Great! Moving the the lifetime timer higher up is definitely good news. At least for me it doesn't really matter if it's global or per-template metric. I don't have thousands of meters, just many different label values.
I rebased it on the current master branch, there was only a minor conflict. Do you have these changes in a private branch?

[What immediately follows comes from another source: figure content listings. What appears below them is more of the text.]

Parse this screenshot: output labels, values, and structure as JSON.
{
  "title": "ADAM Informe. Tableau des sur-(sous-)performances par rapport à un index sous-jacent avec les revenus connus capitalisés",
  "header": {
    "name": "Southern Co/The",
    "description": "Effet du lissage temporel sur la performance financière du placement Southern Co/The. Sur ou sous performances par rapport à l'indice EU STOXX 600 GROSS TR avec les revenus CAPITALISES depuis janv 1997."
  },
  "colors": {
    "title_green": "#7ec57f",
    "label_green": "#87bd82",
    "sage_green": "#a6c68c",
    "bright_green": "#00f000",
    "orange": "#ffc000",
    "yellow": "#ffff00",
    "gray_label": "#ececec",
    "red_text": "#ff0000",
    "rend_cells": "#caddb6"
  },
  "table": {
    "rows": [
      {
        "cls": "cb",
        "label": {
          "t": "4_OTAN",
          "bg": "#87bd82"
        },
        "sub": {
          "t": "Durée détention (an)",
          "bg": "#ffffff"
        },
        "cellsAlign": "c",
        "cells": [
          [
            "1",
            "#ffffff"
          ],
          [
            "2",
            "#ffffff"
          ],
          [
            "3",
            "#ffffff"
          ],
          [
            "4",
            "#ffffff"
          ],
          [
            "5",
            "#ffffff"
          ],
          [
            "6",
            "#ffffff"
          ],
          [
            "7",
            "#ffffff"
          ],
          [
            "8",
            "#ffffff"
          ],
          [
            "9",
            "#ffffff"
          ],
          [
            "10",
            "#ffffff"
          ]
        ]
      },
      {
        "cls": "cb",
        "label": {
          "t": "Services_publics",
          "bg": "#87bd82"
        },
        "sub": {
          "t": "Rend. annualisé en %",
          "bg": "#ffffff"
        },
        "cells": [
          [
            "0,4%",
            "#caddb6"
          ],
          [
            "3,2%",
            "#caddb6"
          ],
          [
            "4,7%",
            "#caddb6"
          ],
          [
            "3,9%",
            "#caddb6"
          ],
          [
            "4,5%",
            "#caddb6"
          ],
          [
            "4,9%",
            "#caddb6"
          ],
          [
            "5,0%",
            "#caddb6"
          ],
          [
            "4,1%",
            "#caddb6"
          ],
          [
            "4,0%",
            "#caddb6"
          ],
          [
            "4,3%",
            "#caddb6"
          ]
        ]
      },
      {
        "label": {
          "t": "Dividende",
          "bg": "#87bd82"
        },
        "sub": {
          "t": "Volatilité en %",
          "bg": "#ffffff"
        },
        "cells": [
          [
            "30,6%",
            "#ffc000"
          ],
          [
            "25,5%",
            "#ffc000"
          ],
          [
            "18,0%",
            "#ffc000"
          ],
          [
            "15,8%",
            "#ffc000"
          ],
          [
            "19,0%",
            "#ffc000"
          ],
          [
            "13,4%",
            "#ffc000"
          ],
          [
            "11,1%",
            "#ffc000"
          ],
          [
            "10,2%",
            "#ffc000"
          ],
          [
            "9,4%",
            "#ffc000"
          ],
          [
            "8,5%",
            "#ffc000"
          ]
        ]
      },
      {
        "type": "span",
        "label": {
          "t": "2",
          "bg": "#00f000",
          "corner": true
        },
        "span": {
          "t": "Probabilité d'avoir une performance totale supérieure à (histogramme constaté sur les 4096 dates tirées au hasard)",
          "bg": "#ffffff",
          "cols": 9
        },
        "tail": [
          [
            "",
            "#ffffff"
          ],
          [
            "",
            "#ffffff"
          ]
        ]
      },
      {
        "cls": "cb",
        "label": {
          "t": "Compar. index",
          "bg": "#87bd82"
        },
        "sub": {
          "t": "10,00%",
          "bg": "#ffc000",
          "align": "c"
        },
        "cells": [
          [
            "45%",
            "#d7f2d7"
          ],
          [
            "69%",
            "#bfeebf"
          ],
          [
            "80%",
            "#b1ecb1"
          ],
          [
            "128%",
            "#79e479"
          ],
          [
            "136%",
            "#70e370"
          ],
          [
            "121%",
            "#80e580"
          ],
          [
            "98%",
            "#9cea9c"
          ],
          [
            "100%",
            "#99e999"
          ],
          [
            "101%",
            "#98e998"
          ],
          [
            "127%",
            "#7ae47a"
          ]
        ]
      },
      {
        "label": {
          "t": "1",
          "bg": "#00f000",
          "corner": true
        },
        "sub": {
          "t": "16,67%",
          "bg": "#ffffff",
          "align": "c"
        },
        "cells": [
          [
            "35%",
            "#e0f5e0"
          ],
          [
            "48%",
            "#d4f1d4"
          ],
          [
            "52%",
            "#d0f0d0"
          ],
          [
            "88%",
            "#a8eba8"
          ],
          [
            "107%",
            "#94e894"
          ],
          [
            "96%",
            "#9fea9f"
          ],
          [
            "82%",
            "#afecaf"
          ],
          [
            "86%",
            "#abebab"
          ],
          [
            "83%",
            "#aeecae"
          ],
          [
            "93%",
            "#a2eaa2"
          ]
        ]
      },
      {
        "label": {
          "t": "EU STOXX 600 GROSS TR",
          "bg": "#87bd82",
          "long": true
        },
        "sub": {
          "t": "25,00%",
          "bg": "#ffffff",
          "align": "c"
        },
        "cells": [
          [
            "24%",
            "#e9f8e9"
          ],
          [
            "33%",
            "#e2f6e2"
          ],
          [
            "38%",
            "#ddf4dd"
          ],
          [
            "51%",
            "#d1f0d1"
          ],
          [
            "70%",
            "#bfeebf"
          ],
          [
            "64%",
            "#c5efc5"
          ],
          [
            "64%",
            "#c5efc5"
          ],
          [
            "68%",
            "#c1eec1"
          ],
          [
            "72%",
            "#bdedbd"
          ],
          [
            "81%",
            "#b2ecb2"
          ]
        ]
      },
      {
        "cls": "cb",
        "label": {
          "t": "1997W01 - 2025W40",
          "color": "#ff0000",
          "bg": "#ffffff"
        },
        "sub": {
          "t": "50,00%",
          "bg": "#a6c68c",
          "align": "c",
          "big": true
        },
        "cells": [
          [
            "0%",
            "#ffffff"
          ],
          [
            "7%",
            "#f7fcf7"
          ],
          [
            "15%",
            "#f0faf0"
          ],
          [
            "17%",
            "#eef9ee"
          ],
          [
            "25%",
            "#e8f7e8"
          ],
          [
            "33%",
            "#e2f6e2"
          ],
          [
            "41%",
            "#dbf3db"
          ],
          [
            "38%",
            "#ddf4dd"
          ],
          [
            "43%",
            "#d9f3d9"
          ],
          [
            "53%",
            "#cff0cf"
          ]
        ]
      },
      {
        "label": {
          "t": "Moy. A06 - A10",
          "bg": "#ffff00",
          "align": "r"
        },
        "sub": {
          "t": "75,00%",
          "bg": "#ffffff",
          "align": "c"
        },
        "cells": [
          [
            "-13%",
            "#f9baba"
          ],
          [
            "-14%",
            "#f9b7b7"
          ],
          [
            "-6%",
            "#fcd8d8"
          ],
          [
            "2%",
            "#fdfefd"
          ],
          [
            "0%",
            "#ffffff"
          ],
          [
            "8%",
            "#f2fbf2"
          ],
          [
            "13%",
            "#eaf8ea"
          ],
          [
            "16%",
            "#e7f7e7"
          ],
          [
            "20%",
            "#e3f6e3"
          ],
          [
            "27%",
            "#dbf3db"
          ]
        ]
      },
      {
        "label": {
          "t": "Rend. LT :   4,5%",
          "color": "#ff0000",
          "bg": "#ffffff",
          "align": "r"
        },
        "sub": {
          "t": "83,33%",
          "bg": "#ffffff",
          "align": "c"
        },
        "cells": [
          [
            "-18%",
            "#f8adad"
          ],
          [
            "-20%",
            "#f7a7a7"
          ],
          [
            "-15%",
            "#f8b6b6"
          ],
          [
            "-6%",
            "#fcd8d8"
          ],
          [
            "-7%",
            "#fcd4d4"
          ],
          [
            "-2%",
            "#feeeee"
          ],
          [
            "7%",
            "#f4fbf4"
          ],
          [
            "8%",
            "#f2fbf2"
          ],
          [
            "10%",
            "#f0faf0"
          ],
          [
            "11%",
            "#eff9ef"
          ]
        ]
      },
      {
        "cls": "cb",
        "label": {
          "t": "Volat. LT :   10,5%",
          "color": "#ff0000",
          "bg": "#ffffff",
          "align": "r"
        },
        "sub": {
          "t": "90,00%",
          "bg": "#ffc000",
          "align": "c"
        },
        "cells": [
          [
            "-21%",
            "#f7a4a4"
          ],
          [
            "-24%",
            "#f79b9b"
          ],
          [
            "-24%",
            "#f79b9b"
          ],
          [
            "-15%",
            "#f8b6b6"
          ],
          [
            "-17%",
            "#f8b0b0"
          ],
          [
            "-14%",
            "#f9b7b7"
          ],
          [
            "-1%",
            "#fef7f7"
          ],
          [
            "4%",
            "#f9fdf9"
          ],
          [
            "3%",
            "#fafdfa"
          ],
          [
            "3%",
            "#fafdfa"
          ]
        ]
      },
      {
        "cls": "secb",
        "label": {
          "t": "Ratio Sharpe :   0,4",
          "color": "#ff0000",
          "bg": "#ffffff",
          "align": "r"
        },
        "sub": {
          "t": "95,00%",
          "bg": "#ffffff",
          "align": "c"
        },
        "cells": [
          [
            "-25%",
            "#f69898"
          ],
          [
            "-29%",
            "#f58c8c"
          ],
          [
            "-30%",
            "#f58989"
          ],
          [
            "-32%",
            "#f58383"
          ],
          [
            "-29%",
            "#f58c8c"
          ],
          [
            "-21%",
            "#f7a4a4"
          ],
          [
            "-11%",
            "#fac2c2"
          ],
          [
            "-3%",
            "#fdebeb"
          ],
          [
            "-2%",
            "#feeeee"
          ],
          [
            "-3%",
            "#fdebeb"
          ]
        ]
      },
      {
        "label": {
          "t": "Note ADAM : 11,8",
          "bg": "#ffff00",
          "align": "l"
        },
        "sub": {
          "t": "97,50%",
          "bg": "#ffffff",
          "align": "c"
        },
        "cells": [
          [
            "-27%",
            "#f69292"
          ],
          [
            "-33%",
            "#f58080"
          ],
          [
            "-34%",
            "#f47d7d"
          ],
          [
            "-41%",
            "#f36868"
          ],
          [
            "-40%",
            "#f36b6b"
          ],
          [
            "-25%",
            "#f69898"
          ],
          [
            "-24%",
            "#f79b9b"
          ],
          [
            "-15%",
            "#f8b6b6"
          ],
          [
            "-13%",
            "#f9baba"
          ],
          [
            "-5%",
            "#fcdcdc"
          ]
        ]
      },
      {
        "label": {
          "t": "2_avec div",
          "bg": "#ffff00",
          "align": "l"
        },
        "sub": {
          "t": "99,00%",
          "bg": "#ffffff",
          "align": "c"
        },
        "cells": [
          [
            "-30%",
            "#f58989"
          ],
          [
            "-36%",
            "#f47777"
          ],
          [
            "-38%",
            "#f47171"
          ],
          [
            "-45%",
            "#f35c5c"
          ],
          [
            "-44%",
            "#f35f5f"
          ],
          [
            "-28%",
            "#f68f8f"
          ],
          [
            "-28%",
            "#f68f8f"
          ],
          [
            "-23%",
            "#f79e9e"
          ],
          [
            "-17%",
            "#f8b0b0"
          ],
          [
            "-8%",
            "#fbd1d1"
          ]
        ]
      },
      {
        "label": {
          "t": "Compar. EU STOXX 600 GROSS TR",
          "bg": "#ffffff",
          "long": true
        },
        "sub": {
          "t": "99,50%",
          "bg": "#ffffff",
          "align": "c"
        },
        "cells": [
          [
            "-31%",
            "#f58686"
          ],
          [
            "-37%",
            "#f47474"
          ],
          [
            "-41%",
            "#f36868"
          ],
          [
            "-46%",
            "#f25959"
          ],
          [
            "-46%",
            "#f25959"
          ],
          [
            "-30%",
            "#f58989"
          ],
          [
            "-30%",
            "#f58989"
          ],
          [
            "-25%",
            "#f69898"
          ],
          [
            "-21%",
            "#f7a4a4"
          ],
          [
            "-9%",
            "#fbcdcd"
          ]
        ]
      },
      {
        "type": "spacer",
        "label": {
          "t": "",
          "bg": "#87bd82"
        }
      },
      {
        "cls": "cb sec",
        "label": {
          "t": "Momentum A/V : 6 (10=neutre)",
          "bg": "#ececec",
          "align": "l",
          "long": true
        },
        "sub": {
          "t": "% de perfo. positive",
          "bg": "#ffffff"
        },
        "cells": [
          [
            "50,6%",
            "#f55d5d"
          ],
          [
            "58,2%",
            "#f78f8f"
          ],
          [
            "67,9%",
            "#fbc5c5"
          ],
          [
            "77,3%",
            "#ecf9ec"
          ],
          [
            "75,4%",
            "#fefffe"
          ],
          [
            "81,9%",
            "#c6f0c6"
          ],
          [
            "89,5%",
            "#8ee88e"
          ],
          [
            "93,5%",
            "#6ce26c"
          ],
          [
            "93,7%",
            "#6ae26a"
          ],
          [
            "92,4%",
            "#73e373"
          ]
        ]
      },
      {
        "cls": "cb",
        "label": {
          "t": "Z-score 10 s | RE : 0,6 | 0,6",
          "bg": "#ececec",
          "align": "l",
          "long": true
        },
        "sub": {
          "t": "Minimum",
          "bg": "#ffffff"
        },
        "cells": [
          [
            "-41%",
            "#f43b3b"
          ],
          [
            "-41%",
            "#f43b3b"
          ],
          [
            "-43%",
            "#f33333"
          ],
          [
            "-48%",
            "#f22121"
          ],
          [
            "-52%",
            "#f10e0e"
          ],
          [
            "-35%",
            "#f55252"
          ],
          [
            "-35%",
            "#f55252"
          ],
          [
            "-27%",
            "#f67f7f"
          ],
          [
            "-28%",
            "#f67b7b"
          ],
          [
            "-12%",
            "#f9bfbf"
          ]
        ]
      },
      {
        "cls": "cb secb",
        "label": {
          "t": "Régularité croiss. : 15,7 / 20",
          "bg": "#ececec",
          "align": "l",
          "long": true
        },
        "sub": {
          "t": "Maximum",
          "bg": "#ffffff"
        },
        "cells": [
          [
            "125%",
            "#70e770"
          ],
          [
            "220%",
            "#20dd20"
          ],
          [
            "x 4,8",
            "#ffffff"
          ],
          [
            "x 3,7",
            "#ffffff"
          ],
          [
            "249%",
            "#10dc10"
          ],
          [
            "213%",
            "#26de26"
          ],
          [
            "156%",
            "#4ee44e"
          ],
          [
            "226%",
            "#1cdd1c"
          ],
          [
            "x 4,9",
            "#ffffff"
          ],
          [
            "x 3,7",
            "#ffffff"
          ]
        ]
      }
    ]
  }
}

Yeah, I am currently working in the "optimizing" branch
| Method | MeasurementCount | Mean | Error | StdDev | Allocated |
|--------------- |----------------- |---------:|---------:|---------:|----------:|
| CounterInt | 100000 | 31.15 ms | 0.336 ms | 0.314 ms | 106 B |
| CounterFloat | 100000 | 31.03 ms | 0.283 ms | 0.265 ms | 106 B |
| HistogramInt | 100000 | 32.06 ms | 0.169 ms | 0.158 ms | 106 B |
| HistogramFloat | 100000 | 31.52 ms | 0.296 ms | 0.277 ms | 53 B |
In optimizing branch the story is starting to look decent now. Thanks for peeking under the covers here, you motivated some good improvement both with your PR and with other ideas that came from this!